Martedì 22 febbraio presso la Biblioteca Bernardini a Lecce si è svolto l’incontro finale del progetto letterario “Idrusa racconta Maria Corti” che ha visto il coinvolgimento degli studenti della scuola Ascanio Grandi di Lecce.

Riporto qui di seguito l’intervento di Paola Bisconti, ideatrice dell’iniziativa.

Perché riscoprire Maria Corti? Perché soffermarsi su una delle figure principali della cultura italiana, una delle voci più importanti del panorama giornalistico nonché scrittrice, filologa, linguista e fondatrice di riviste tra queste alcune d’avanguardia come Strumenti critici e altre di critica letteraria e approfondimenti storici?

Perché accendere i riflettori su un’autrice del nord Italia legata al Salento? Che nel nord, a Milano si è laureata prima in Storia della lingua italiana con Benvenuto Terracini, e successivamente in filosofia con Antonio Banfi per poi fondare a Pavia il Fondo Manoscritti italiano, uno dei centri di raccolta di documenti più grandi d’Europa mentre al sud aveva dedicato la gran parte dei suoi lavori letterari oltre che ad insegnare all’università di Lecce?

Cosa ci ha spinto ad approfondire la biografia e la bibliografia di una donna dalla natura poliedrica e versatile? Appassionata di Dante e del Medioevo tanto quanto interessata agli scrittori contemporanei?
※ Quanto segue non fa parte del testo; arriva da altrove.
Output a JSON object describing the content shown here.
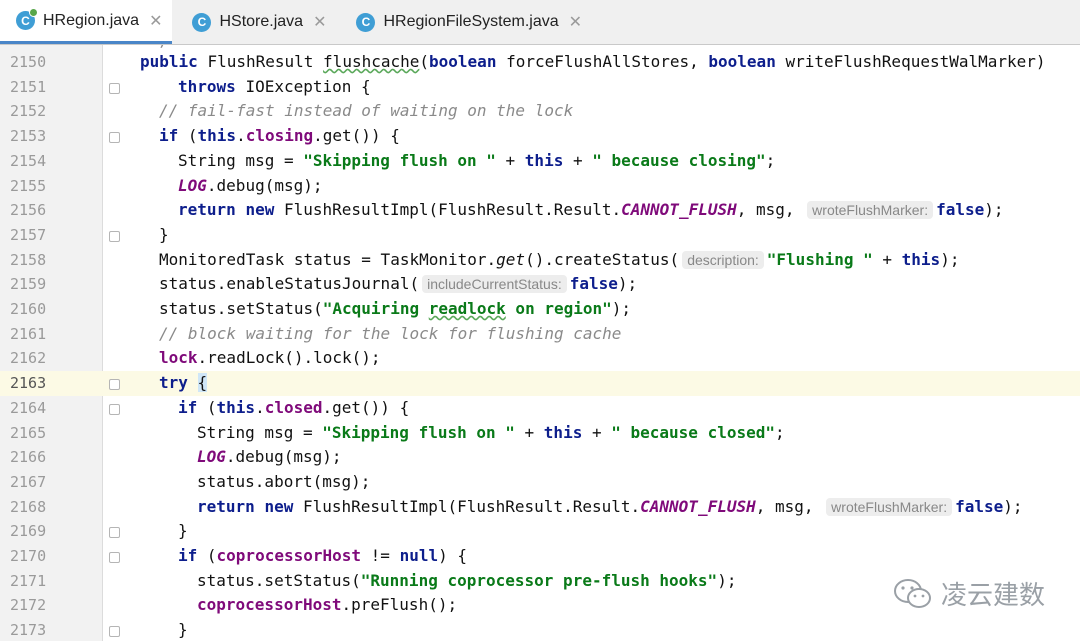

Perché scegliere lei tra le poche figure femminili che ha avuto come compagni di percorso nomi di spicco come Cesare Segre, Oreste Macrì, Italo Calvino, Giorgio Manganelli, Mario Luzi?

Perché è impossibile non lasciarsi persuadere da una scrittura metanarrativa e metapoetica, una scrittura nella quale convivono attività critica e passione creativa, teoria e invenzione, storia e mito, cronaca e fantasia, realtà contemporanea e dimensione onirica come quella di Maria Corti che diceva “la prima dà pace, la seconda può produrre di tutto”. La Corti quindi la cui natura così curiosa e appassionata ma anche acuta e rigorosa si sottrae a ogni tentativo di rigida classificazione.

C’è nel desiderio di riscoprire il passato, la necessità di comprendere il presente e lavorare su alcuni testi che sono opere miliari della letteratura italiana come L’ora di tutti affinchè si possa avere una visione più ampia di ciò che ha caratterizzato le nostre origini.

Non a caso l’originalità di Maria Corti sta nella responsabilità di voler essere del proprio tempo e vivere all’interno di una società con uno sguardo lucido e disincantato, producendo una narrativa musicale, con un ritmo danzante.

In quell’espressione oggi divenuta motivo di sorriso come “Mamma, li turchi” risiede la paura atavica di restare inghiottiti nel buio dell’oppressore che altro non è che la forza bieca dell’ignoranza che aleggia come uno spettro in ogni epoca.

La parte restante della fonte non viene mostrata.